Der UN-Sonderbeauftragte für Syrien, Staffan de Mistura, zeigte sich dagegen optimistisch. Nun könne sehr bald der politische Prozess wiederaufgenommen werden, sagte er der Nachrichtenagentur Reuters.

Seit fünf Jahren tobt der Bürgerkrieg in Syrien. Mehr als 250 000 Menschen wurden schon getötet, Millionen sind auf der Flucht. Sollte die Feuerpause tatsächlich inkraft treten, käme sie mit einer einwöchigen Verspätung. Am Rande der Sicherheitskonferenz in München hatten die Konfliktparteien sich darüber verständigt, eine Feuerpause einzuleiten, die bereits am vergangenen Freitag starten sollte. Dies scheiterte jedoch zunächst vor allem an Bedingungen der Beteiligten. Zuletzt war die Lage in Syrien auch durch den Streit des Nachbarn Türkei mit der kurdischen Minderheit verkompliziert worden. Am vergangenen Wochenende hatte US-Außenminister John Kerry eine erneute diplamitsche Initiative ergriffen und sich mit seinem russischen Kollegen Sergej Lawrow besprochen. Im saudischen Riad wollten sich Vertreter syrischer Oppositionskräfte treffen, um über die Vorschläge zu beraten.

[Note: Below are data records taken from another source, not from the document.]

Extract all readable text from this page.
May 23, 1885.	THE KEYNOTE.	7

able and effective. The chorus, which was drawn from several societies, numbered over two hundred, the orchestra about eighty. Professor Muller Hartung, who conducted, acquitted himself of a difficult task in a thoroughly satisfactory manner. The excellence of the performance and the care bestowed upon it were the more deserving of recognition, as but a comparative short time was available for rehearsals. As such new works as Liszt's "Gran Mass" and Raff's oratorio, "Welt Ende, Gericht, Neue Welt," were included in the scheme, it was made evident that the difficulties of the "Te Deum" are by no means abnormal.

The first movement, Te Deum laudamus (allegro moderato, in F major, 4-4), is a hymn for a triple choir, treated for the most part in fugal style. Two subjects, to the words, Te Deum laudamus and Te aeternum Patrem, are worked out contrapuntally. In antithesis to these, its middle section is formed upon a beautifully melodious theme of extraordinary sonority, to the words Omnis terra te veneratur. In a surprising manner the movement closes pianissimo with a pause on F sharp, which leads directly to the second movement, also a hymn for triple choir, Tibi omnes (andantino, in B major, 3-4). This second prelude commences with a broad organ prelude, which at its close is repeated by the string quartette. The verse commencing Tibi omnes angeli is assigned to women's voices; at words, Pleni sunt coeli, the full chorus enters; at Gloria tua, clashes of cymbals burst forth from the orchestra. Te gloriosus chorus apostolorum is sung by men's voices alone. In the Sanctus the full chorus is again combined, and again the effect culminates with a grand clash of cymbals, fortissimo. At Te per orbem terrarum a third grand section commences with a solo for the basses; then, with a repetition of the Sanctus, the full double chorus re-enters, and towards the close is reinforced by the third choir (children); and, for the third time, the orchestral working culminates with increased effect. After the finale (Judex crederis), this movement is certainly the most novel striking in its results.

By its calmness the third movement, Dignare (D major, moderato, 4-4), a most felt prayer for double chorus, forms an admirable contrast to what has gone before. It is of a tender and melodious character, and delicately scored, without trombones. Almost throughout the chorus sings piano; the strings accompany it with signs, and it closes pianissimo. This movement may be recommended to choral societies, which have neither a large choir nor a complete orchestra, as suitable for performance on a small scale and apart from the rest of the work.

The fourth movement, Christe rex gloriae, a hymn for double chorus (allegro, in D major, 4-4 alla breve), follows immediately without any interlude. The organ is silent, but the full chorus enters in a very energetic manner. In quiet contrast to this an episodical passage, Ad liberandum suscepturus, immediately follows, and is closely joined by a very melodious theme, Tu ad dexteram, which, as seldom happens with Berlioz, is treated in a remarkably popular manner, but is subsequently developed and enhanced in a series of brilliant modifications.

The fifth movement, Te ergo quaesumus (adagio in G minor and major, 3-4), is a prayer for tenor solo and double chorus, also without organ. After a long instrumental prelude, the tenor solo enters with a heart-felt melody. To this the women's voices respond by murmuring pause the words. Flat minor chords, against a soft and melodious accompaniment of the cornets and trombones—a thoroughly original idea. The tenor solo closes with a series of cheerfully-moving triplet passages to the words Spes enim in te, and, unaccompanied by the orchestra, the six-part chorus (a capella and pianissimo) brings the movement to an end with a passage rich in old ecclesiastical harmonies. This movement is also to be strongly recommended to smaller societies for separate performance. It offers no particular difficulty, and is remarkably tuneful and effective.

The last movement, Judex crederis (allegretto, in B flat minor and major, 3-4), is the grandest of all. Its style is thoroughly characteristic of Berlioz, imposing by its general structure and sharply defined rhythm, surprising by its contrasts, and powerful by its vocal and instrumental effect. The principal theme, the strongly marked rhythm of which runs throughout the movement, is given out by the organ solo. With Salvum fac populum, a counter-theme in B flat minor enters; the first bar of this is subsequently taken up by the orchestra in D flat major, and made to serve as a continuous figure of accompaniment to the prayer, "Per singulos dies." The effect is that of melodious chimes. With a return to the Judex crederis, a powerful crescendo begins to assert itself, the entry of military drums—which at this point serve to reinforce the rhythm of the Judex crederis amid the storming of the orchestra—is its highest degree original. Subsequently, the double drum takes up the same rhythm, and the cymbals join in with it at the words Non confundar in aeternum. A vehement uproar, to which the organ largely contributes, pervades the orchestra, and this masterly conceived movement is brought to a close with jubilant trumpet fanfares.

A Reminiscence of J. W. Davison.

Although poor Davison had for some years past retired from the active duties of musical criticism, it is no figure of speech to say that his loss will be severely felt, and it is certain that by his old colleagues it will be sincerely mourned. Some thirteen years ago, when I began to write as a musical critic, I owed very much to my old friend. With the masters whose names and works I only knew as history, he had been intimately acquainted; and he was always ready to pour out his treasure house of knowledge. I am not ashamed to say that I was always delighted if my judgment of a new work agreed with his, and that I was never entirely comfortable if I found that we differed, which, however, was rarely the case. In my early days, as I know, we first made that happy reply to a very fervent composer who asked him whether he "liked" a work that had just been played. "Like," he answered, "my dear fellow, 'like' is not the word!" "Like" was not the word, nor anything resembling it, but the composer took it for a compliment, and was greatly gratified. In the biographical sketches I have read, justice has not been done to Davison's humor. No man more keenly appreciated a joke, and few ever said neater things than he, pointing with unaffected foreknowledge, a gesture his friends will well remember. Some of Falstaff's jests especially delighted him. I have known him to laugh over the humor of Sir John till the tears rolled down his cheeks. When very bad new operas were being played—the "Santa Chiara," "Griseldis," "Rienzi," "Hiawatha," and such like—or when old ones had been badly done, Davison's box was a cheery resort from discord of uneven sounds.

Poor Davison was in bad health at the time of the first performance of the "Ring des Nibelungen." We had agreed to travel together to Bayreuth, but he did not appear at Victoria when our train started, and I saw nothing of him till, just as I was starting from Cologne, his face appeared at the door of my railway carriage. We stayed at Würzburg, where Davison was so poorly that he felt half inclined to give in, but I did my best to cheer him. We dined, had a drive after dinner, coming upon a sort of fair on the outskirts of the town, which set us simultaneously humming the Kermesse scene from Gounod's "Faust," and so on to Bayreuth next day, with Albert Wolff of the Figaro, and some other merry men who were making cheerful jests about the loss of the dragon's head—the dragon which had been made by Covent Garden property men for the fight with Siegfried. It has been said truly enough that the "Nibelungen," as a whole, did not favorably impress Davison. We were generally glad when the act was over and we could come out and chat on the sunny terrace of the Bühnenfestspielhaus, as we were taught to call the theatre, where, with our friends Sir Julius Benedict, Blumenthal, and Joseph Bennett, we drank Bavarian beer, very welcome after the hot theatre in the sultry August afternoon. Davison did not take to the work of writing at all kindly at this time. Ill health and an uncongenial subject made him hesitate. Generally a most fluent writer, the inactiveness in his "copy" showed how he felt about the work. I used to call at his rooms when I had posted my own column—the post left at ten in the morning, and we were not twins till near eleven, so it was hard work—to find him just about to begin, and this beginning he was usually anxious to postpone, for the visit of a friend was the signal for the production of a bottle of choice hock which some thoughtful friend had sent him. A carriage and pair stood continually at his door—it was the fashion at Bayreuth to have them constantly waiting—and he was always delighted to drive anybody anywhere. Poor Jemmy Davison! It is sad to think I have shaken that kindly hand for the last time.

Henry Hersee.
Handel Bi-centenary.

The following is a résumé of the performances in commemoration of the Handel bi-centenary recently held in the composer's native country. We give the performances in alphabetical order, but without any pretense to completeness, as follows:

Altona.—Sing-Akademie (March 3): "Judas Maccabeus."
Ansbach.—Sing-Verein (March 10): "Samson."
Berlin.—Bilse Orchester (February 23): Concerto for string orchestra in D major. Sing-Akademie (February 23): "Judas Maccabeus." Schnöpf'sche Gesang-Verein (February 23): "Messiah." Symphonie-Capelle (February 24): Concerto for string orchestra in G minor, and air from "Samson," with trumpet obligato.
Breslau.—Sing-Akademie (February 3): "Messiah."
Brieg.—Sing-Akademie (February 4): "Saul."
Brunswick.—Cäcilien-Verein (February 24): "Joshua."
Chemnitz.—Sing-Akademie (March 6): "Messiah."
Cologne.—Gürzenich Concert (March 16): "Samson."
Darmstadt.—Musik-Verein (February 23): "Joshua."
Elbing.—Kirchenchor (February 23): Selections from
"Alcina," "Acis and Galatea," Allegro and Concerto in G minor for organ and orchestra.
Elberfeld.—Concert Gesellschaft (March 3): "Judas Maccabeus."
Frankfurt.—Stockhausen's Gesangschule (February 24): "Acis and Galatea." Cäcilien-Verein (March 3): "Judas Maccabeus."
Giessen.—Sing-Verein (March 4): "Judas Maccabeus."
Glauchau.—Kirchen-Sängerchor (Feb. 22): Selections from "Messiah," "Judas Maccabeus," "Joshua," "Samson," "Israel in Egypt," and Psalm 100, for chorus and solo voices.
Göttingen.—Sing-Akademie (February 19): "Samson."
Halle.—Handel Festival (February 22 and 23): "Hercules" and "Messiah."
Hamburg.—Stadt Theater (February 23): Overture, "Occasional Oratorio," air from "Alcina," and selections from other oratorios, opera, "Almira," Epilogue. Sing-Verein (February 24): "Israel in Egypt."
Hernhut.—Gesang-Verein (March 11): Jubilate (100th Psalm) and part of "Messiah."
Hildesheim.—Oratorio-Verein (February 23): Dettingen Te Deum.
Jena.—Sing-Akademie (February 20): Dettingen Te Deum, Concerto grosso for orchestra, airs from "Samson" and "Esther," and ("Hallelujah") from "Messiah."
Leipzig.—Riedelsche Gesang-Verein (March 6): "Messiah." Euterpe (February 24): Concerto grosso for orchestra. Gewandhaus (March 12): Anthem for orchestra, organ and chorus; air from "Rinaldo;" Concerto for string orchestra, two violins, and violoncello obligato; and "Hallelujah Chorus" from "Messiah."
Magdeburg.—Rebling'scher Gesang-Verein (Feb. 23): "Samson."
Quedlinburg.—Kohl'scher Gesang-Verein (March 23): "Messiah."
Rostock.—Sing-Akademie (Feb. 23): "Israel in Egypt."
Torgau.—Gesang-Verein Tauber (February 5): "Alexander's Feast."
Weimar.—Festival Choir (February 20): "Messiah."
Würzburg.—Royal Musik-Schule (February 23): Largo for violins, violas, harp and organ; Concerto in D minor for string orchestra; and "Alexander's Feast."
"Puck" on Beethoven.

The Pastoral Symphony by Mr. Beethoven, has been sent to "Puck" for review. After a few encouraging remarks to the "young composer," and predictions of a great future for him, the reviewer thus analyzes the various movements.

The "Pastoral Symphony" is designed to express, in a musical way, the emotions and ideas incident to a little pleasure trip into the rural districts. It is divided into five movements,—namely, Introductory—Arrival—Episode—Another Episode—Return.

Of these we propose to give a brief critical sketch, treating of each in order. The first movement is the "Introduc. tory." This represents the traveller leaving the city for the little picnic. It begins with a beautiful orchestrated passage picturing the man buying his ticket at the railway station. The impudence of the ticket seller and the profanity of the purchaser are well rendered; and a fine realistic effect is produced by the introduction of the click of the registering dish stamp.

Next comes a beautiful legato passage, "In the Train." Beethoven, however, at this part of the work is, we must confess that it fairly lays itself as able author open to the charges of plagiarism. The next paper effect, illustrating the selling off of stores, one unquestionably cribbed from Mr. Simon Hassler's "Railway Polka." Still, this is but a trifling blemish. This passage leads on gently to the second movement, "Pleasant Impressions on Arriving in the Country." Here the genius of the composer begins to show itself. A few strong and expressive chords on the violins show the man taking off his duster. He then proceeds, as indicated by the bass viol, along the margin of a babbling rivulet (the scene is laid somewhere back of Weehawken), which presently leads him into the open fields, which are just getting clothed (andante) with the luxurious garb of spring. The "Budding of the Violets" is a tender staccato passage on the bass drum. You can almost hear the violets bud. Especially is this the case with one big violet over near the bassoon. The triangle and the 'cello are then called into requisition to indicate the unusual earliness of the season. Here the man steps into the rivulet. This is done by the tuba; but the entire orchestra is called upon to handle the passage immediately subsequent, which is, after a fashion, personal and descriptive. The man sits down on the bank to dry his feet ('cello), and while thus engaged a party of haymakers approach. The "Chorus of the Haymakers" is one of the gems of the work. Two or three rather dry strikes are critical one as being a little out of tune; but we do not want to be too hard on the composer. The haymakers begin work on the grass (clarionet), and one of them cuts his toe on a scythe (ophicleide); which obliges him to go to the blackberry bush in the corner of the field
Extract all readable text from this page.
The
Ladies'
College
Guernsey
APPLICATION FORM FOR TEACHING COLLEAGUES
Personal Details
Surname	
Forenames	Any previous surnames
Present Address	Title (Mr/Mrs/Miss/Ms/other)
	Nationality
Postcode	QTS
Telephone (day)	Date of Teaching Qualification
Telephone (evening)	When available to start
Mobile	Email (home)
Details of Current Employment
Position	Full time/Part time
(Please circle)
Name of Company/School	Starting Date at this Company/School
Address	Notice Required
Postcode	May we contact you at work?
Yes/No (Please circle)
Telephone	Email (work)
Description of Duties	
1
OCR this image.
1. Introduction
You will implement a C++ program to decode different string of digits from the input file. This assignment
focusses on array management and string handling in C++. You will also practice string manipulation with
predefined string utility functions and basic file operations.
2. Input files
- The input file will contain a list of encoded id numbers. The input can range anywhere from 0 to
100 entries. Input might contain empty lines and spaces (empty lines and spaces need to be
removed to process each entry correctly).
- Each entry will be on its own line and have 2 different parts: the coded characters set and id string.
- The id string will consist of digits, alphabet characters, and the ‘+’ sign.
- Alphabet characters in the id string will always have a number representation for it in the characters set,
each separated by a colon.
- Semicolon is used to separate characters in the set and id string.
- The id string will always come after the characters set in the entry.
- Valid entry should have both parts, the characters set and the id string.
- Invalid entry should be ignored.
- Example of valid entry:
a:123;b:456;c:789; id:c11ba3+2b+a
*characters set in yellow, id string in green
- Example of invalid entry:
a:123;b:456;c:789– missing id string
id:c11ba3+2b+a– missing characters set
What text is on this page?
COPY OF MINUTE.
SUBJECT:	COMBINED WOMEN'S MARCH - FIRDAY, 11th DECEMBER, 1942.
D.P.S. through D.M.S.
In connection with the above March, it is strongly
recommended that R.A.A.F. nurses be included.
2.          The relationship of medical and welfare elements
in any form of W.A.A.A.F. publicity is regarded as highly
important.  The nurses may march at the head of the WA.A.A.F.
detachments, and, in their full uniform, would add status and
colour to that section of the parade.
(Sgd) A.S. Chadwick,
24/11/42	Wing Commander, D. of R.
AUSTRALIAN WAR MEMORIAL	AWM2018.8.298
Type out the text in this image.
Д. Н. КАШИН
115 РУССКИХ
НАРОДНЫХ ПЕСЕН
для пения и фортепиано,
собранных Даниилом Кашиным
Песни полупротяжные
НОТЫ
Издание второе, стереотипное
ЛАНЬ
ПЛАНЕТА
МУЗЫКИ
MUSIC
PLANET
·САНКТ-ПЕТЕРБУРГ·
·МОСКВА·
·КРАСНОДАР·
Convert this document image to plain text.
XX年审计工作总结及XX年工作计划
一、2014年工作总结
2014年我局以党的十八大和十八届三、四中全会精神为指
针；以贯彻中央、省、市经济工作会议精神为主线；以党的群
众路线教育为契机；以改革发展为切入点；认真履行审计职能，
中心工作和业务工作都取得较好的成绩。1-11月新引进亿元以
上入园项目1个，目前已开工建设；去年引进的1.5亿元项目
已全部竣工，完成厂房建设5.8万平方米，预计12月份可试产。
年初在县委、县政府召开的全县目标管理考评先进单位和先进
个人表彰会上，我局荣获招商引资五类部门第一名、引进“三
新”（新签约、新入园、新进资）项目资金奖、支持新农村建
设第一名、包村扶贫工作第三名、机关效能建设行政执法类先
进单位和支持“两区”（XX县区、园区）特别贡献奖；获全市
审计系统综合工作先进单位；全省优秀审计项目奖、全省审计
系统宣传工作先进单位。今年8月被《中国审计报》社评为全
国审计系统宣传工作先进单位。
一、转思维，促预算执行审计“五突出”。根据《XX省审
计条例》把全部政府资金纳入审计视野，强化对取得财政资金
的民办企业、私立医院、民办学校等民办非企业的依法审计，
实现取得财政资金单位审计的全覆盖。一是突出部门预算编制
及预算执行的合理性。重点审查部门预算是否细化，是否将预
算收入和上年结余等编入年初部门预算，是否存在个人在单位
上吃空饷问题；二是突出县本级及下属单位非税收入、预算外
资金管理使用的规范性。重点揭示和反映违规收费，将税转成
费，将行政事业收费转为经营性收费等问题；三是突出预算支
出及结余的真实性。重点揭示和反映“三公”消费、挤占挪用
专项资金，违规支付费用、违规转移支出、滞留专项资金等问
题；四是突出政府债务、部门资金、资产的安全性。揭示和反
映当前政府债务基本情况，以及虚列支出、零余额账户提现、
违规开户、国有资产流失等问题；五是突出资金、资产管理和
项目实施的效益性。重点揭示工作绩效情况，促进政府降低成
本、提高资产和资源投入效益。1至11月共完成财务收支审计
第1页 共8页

Blutige Anschläge erschüttern den Machtbereich von Assad

Bei Anschlägen des IS in Städten wie Damaskus und Homs waren in den vergangenen Tagen 184 Menschen ums Leben gekommen. Die Anschläge der sunnitischen Miliz richteten sich unter anderem gegen andere religiöse Gruppen wie Schiiten und Alawiten. Letzterer Religionsgruppe gehören auch Assad und seine Familie an. UN-Generalsekretär Ban Ki Moon begrüßte die Einigung. Wenn sich alle Beteiligten an die Abmachung hielten, könne diese ein "bedeutender Schritt nach vorne" sein, erklärte Ban in New York. Eine Feuerpause sei notwendig, um die Verhandlungen über einen Frieden wieder in Gang zu bringen. Außerdem sei sie ein "lange ersehntes Signal der Hoffnung an das syrische Volk, dass nach fünf Jahren des Konflikts vielleicht ein Ende ihres Leidens in Sicht ist".